Bundan 50 yıl önce işçi sınıfı, üstelik henüz çok gençken, yeni yeni gelişmeye başlamışken sermaye iktidarının yenilmez, yıkılmaz, sarsılmaz olmadığını ilan etmiştir. Polisin yetersiz kaldığı yerde devreye giren ordu birlikleri dahi işçileri durdurmaya muvaffak olamamış, köprüler kaldırılmış, vapur seferleri iptal edilmiş buna rağmen işçiler bir yolunu bularak eylemi sürdürmüştür. Sermaye basını tarafından bir işçi ihtilali provası olarak nitelendirilen eylem o kadar görkemlidir ki, bazı sermayedarların ülkeyi terk edebilmek için hava alanlarında özel uçaklar beklettiği söylenir.
15-16 Haziran işyeri örgütlenmelerine dayanan taban inisiyatifinin ürünüdür. Saraçhane mitingiyle başlayan Kavellerle, Kozlularla, Paşabahçe grevleri ile devam eden, fabrika işgalleri, boykotlar ve militan eylemlerle gelişen işçi hareketinin, tepe noktasıdır. Bu kendiliğinden patlamada fabrikalarda kurulan işyeri komiteleri temel bir rol üslenmiştir.
DİSK bürokrasisi işçilerin sokağa dökülmesinden en az sermaye kadar ürkmüştür. Şimdilerde büyük bir işçi önderi olarak anılması gelenek haline gelen dönemin DISK Genel Sekreteri Kemal Türkler, radyodan yaptığı konuşma ile üzerlerine kurşun yağdırılan, bu uğurda üç sınıf kardeşini kaybeden işçileri düzene ve yasalarına saygı göstermeye çağırmıştır. Oysa işçilerin sığamadığı, tam da görünürde eşitlik ve özgürlük vaat eden ama her türlü uygulama ile sermaye sınıfının çıkarlarının bekçiliğini yapan o anayasal düzendir. Anayasal düzen denilen şey, görünürde işçiye de hak tanıyan ama aslında karşı karşıya kaldığımız baskının, sömürünün, insanca yaşamdan mahrumiyetin üstünü örten demir bir tülden başka bir şey değildi.
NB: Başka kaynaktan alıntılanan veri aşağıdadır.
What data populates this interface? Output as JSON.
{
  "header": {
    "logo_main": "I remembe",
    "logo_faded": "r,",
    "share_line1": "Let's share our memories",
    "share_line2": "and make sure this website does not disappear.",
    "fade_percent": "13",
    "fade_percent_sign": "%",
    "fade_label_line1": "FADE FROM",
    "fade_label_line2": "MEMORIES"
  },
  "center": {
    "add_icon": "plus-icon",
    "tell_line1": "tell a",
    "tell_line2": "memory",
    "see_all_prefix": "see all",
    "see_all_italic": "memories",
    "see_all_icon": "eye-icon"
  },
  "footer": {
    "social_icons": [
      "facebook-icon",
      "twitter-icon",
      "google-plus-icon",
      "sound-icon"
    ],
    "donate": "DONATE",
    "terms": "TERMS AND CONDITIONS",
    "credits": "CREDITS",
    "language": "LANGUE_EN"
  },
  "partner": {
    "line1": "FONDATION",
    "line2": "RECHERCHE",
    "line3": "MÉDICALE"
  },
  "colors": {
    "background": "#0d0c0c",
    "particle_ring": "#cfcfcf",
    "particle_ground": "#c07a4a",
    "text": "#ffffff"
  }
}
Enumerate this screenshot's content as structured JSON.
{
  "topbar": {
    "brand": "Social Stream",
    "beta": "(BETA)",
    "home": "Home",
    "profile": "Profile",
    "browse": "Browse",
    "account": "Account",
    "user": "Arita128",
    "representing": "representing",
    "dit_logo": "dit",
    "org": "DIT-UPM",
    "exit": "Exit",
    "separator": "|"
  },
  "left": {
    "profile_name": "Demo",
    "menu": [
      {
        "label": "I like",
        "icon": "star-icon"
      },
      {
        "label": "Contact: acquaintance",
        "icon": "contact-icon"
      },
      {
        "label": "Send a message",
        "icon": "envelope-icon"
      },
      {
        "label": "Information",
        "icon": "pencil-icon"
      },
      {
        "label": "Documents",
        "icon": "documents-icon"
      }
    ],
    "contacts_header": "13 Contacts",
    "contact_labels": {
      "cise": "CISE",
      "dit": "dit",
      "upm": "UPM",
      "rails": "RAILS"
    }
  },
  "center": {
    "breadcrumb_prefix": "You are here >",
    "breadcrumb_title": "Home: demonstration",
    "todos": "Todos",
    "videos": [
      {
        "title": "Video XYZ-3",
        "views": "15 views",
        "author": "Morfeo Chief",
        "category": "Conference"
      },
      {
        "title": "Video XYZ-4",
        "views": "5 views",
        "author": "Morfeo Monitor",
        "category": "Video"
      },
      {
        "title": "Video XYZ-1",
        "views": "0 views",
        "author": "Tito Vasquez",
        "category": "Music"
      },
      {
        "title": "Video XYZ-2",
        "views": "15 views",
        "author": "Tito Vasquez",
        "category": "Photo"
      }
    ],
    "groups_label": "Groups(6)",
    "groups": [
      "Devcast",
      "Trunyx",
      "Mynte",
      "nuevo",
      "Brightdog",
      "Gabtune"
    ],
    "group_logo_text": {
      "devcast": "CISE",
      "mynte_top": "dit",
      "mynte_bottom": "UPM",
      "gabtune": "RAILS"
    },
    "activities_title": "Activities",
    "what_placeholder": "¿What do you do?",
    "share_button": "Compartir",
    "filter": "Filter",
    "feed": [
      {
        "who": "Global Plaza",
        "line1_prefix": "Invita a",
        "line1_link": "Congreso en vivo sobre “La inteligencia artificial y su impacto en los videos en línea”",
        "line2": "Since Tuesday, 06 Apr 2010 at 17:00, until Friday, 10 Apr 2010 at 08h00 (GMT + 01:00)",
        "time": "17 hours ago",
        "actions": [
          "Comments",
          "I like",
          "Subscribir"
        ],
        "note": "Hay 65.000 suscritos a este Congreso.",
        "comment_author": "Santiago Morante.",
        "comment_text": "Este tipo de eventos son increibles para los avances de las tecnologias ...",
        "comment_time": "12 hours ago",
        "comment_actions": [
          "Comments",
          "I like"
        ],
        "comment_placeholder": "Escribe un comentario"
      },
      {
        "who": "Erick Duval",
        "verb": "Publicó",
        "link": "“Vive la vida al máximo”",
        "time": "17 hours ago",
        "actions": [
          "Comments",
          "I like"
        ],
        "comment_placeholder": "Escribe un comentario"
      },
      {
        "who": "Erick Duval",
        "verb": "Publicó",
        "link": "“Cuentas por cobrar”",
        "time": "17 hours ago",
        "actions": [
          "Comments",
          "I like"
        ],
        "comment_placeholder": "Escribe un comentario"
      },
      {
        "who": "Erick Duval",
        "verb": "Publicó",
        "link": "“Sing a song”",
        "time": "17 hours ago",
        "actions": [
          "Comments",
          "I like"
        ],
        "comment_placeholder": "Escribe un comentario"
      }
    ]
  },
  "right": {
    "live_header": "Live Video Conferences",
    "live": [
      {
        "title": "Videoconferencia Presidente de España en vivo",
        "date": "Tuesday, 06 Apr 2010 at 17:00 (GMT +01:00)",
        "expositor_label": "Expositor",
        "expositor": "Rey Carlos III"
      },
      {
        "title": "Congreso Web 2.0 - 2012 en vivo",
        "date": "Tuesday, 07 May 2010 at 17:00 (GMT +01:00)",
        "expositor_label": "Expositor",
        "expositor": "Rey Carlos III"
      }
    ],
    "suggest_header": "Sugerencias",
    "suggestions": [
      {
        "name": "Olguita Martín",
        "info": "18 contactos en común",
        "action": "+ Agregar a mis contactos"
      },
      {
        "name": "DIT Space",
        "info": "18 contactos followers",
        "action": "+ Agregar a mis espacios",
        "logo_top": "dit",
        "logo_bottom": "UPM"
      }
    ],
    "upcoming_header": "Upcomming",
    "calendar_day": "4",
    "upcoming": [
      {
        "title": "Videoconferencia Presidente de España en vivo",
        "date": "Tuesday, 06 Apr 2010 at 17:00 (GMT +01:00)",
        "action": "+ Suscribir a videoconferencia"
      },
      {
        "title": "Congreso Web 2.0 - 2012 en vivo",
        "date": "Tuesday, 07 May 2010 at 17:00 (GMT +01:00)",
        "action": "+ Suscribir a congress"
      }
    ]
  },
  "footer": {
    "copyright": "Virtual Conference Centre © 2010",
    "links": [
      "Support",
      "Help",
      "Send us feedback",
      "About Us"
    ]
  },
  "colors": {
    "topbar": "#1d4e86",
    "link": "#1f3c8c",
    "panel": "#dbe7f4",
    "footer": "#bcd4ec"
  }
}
DİSK yöneticilerinin çağrısının ardından sokak eylemleri sona erse de, bir dizi büyük fabrika üretime başlamamıştır. Ne yazık ki sendikaları tarafından yalnız bırakılan işçiler daha sonra sermayenin saldırılarına maruz kalmış, 6000 binden fazla işçi işten çıkarılmıştır. Durumdan ürken düzen 12 Mart askeri darbesiyle işçi sınıfının önünü kesmeye yeniden yeltenmiş fakat, darbenin yol açtığı duraksama kısa sürmüş, ‘70’li yılların ikinci yarısından itibaren işçi sınıfı yeniden alanları meydanları doldurmuştur.
Üstelik bu sefer 15-16 Haziran’da yarattığı açıklıklar sayesinde ve daha güçlü, daha bilinçli olarak.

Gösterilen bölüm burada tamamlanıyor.